Oh, I agree. My businesses all started with finding a niche and then letting it grow by word of mouth. BUT, and this is an important but, at least one of those businesses was one that paid well and helped sustain the new ideas during their early years.

Sometimes, my posts come when it's time to blog and, other times, it's been roiling around in the back of my head for several days -- even weeks. I think the best part of having a blog is that you aren't on a word-day schedule and can pretty decided what you want to include, or not. That's the key phrase -- OR NOT. I love that phrase.

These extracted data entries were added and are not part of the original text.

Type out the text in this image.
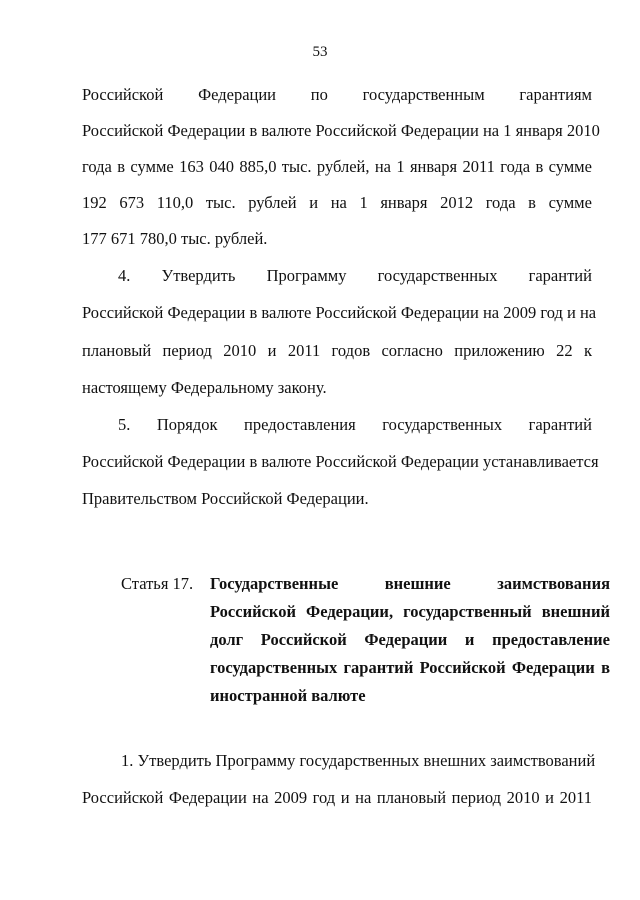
53
Российской Федерации по государственным гарантиям
Российской Федерации в валюте Российской Федерации на 1 января 2010
года в сумме 163 040 885,0 тыс. рублей, на 1 января 2011 года в сумме
192 673 110,0 тыс. рублей и на 1 января 2012 года в сумме
177 671 780,0 тыс. рублей.
4. Утвердить Программу государственных гарантий
Российской Федерации в валюте Российской Федерации на 2009 год и на
плановый период 2010 и 2011 годов согласно приложению 22 к
настоящему Федеральному закону.
5. Порядок предоставления государственных гарантий
Российской Федерации в валюте Российской Федерации устанавливается
Правительством Российской Федерации.
Статья 17. Государственные	внешние	заимствования
Российской Федерации, государственный внешний
долг Российской Федерации и предоставление
государственных гарантий Российской Федерации в
иностранной валюте
1. Утвердить Программу государственных внешних заимствований
Российской Федерации на 2009 год и на плановый период 2010 и 2011
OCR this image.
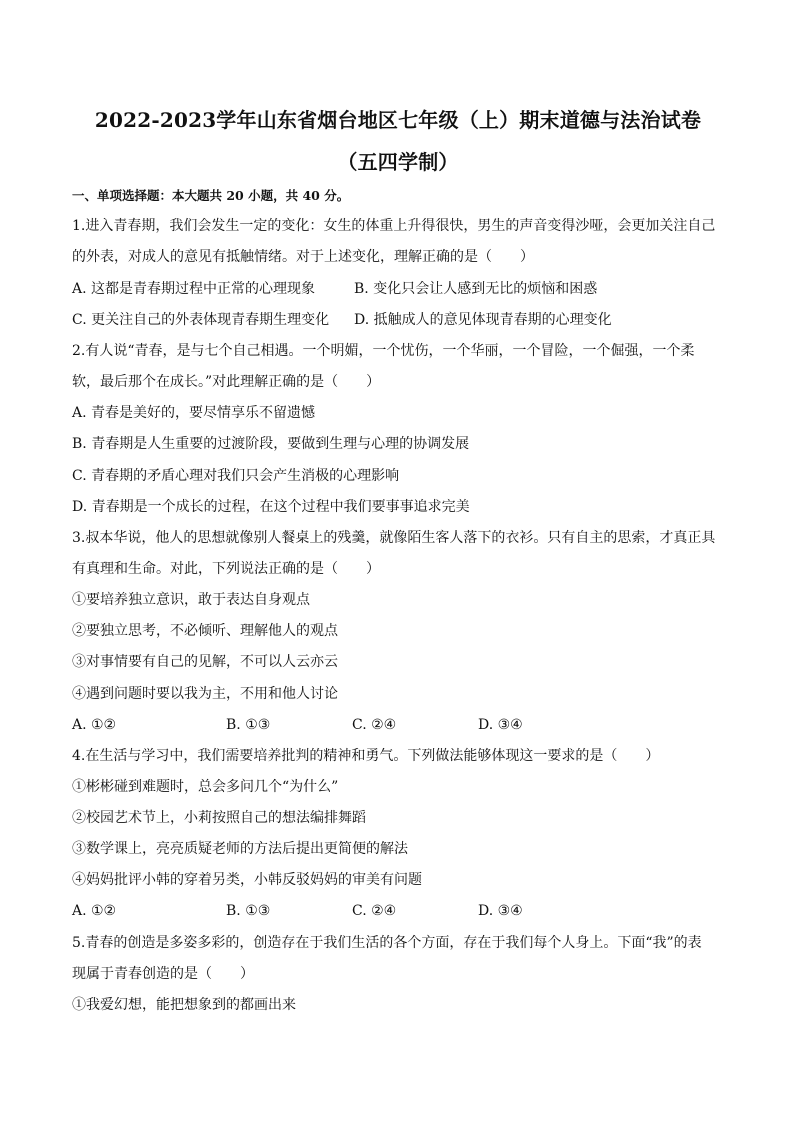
2022-2023学年山东省烟台地区七年级（上）期末道德与法治试卷
（五四学制）
一、单项选择题：本大题共 20 小题，共 40 分。
1.进入青春期，我们会发生一定的变化：女生的体重上升得很快，男生的声音变得沙哑，会更加关注自己
的外表，对成人的意见有抵触情绪。对于上述变化，理解正确的是（　　）
A. 这都是青春期过程中正常的心理现象	B. 变化只会让人感到无比的烦恼和困惑
C. 更关注自己的外表体现青春期生理变化 D. 抵触成人的意见体现青春期的心理变化
2.有人说“青春，是与七个自己相遇。一个明媚，一个忧伤，一个华丽，一个冒险，一个倔强，一个柔
软，最后那个在成长。”对此理解正确的是（　　）
A. 青春是美好的，要尽情享乐不留遗憾
B. 青春期是人生重要的过渡阶段，要做到生理与心理的协调发展
C. 青春期的矛盾心理对我们只会产生消极的心理影响
D. 青春期是一个成长的过程，在这个过程中我们要事事追求完美
3.叔本华说，他人的思想就像别人餐桌上的残羹，就像陌生客人落下的衣衫。只有自主的思索，才真正具
有真理和生命。对此，下列说法正确的是（　　）
①要培养独立意识，敢于表达自身观点
②要独立思考，不必倾听、理解他人的观点
③对事情要有自己的见解，不可以人云亦云
④遇到问题时要以我为主，不用和他人讨论
A. ①②	B. ①③	C. ②④	D. ③④
4.在生活与学习中，我们需要培养批判的精神和勇气。下列做法能够体现这一要求的是（　　）
①彬彬碰到难题时，总会多问几个“为什么”
②校园艺术节上，小莉按照自己的想法编排舞蹈
③数学课上，亮亮质疑老师的方法后提出更简便的解法
④妈妈批评小韩的穿着另类，小韩反驳妈妈的审美有问题
A. ①②	B. ①③	C. ②④	D. ③④
5.青春的创造是多姿多彩的，创造存在于我们生活的各个方面，存在于我们每个人身上。下面“我”的表
现属于青春创造的是（　　）
①我爱幻想，能把想象到的都画出来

I think I'll blog about it today, well, maybe tomorrow, or...or, not...

El said...

Interesting post. Thanks Lisa.

Scraps said...

I feel like blog posts and comics that have time to ferment are much easier to get on the page because I've worked through much of it in the back of my head or while I was doing other things. Fresh ideas have their own energy but, for me, can only go so far without having to be put away to steep for a while (big ideas sometimes taking 2 years or more!).

Chris said...

I find your posts to be so thought-provoking. I will have to pick up Hawken's book for sure. I also like, and agree with, "Blog posts happen in their own time. Sometimes very slowly. And like good coffee, they have to percolate a bit." Thanks Anali as I don't always have something to say every day on my blog. Something has to hit me, not literally, before I feel compelled to sit down and write. Love this post. Thanks so much!

Anali said...

sharlene - That's the hard part. Finding that niche that will pay well. I guess there's no easy formula. Just a lot of creativity and perseverance.

el - Sometimes when I'm mulling things over in my head, I wonder if I should blog them, but sometimes it works. Thanks!

scraps - It's interesting that so many other bloggers have the same experience. Blogging makes it so easy to get those fresh ideas out immediately. But sometimes they're just not ready.